The media industry has long skewed young, educated, and New Yorky. But digital disruption trends have made it more so than ever before. Daily newspapers published in mid-sized cities and small towns are weaker and less significant. A lot of reporters born in the 1960s and 1970s have left the industry as it has shrunk and few of them work at digital native startups.
Separately from that change, national politics has been polarizing around age, educational attainment and population density in an unprecedented way. A group of young, recent college graduates living in Brooklyn would’ve skewed left in 1990 but this was an era when Al D’Amato could win statewide in New York and Democratic presidential campaigns would win in West Virginia. Today a demographically identical group skews much further left than it used to. None of this is really an outcome that anyone particularly wanted or intended. But it’s put a big thumb on the scales ideologically at the exact same time that economic trends have turned against the startups.
This tracks with a couple of observations I’ve had.
First, how much of our student loan discourse has revolved around a particular kind of edge case. You see a number of interviews and profiles that racked up six figures of debt, often in private school and frequently with degrees that aren’t especially career-ready. Critics of student loan forgiveness point to this as a reason not to forgive debt. Spoiled little rich kids who were too good to learn something useful and all that. Meanwhile, a more sympathetic case for student loan forgiveness has been sitting there the whole time: People who went to school — often vocational school to learn something “useful” — but didn’t finish. Most of the debt, little of the wage premium. They owe less individually, but there are more of them and they have a harder time paying it back (so something like student loan forgiveness would be of particular help).
So why does the media keep going to the six-figure private school graduate? Is it because there are no sympathetic cases? As indicated previously, no. Is it because they want to hurt the cause of student loan forgiveness? No. Are they generating hate-clicks the same way CNBC does whenever it runs those absurd budgeting pieces wherein people burn through a whole lot of money in a way that is completely disconnected from its readers’ (even its more privileged readers’) experience? I don’t think so.
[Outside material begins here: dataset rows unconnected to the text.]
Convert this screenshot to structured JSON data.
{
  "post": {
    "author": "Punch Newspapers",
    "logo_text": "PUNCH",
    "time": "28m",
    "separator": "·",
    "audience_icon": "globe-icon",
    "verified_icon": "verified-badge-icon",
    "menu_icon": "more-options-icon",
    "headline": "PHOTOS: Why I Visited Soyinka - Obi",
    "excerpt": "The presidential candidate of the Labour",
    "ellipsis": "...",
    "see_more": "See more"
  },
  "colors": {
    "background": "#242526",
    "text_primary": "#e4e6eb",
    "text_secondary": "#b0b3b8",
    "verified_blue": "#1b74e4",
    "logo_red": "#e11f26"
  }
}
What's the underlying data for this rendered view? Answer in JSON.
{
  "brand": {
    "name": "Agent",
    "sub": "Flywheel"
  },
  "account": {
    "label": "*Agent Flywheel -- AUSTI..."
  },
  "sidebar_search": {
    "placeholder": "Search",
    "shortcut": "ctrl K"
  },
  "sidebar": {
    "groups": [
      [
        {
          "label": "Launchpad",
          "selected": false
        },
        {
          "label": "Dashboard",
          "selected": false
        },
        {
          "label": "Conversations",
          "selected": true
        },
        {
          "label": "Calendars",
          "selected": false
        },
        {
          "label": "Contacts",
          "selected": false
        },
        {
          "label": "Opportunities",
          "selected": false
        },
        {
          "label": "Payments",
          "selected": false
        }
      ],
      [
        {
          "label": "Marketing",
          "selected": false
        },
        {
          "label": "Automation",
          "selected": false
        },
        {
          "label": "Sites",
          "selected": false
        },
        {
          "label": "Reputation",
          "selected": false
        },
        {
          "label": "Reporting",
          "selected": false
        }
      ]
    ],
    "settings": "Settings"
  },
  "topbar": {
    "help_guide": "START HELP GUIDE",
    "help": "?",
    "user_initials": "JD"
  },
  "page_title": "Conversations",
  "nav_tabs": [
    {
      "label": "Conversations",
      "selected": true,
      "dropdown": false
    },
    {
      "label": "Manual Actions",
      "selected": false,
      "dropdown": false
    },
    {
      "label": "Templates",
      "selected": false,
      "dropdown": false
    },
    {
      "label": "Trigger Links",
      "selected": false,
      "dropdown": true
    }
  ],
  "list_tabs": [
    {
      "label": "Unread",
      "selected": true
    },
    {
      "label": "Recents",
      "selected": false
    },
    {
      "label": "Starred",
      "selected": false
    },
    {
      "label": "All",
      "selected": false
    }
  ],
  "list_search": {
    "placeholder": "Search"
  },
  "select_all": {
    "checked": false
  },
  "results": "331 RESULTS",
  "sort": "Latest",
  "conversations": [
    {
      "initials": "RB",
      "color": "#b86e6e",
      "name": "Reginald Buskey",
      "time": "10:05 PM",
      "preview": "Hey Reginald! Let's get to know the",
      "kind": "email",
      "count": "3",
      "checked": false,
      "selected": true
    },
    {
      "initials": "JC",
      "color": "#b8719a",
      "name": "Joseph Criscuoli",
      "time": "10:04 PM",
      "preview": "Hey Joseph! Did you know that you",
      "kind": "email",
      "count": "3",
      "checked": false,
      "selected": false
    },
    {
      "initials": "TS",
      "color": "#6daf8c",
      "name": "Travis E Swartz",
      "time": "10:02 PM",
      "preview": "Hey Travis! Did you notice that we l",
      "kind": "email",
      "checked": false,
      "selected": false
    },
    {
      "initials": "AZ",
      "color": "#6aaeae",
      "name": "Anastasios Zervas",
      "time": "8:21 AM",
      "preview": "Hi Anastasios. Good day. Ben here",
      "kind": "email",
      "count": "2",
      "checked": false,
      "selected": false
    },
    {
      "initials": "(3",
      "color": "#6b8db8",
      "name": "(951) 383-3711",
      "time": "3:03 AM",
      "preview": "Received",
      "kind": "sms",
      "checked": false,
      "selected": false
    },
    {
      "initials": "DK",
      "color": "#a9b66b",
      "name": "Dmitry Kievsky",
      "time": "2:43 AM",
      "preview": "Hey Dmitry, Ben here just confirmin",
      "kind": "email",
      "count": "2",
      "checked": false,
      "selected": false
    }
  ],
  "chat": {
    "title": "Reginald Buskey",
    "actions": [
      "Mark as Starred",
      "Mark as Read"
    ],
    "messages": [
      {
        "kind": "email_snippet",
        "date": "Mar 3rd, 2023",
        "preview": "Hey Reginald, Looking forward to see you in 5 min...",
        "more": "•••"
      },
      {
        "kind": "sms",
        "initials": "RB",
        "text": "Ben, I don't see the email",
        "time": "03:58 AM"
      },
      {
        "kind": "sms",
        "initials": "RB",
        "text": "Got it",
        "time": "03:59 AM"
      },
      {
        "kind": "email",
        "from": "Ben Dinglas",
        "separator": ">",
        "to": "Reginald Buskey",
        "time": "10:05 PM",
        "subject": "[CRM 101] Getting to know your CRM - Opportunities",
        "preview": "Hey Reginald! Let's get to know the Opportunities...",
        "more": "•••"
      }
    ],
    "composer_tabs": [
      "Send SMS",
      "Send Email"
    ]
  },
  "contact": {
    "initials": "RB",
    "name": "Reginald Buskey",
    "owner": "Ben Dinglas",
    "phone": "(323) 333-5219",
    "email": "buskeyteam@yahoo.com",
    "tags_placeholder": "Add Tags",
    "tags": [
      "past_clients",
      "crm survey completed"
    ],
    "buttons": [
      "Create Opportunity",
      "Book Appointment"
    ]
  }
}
I think the main reason the media has stuck to this narrative is that it describes them and people they know. They and their cohort disproportionately went to private school, got a lot of debt, and (especially in the media itself) are not making the kind of money that makes it easier to pay back. They are far less likely to know the person that got $20,000 deep and coming up short on an airplane mechanic degree from DeVry. They might even be unsympathetic to that individual, but I suspect it’s mostly that they are out of sight and out of mind. They get write-ups sometimes, but in a different genre of article about how for-profit schools are bad (and sometimes with the implication that more people should go to real schools, like the authors did).
The other observation is that media competition has led to a content dynamic and process that leads to certain outcomes. One of the things I have been taking note of lately is how many outlets are actually the same outlet. Deadspin was a “sports” site only in the loosest sense. Vice kept running articles about how careful we should be about what we do and say. Wired would run pieces that were about technology but actually mostly about getting mad at your dad about Facebook. Yglesias’s former Vox which started off an explainer site but ended up mostly another op-ed site. I came to the conclusion that this was primarily about writer pools. They’re all hiring the same writers. It takes a certain kind of person to enter such a competitive industry with such little opportunity for good money. Especially if you have a college degree, which helps get the job. So, all the sites end up hiring these people. Due to the fact that investigative journalism is expensive and doesn’t bring in revenue, they end up writing more navel-gazey things. The fact that they are paid so modestly, and their editors are paid so modestly and there are fewer of them (editors are expensive) and are often writers as well, one of the perks is getting to write about what you want to write about. So, if you’re writing a Playstation 5 review, why not talk about Trump vs Biden? Who’s going to stop you? The editor who is also a contributor and is also dying to share their thoughts on the presidential race? Readers that tune up to it?
I hadn’t even considered the newsroom-adjacent people that Yglesias talks about. Programmers and developers who could be making more elsewhere. The same could be true of the writers themselves, believing that writing what they want is part compensation for the more money they could be making somewhere else. Unlike developers I am less sure what their other job prospects are, but since people tend to graduate out of the industry as they get older (thus the writer pool stays young) I would assume it’s not nothing.
None of this applies to Ordinary Times.
For one thing, we’re not young.
But seriously, one of the things that lead me to the dynamic is my experience here. We are a generalist site for multiple reasons, one of which is that we have to be. We don’t tell our writers what to write about or what not to write about, for the most part1. Since they’re unpaid, it has to be something they want to do. It has to be rewarding in ways that aren’t monetary. I am thinking that it may not be so different in the industry itself because while they do (often) pay money, they are relying on a talent pool that wants to be there for other reasons. If you want the more talented people writing for you, they have to be able to pursue their own thoughts and interests while doing so.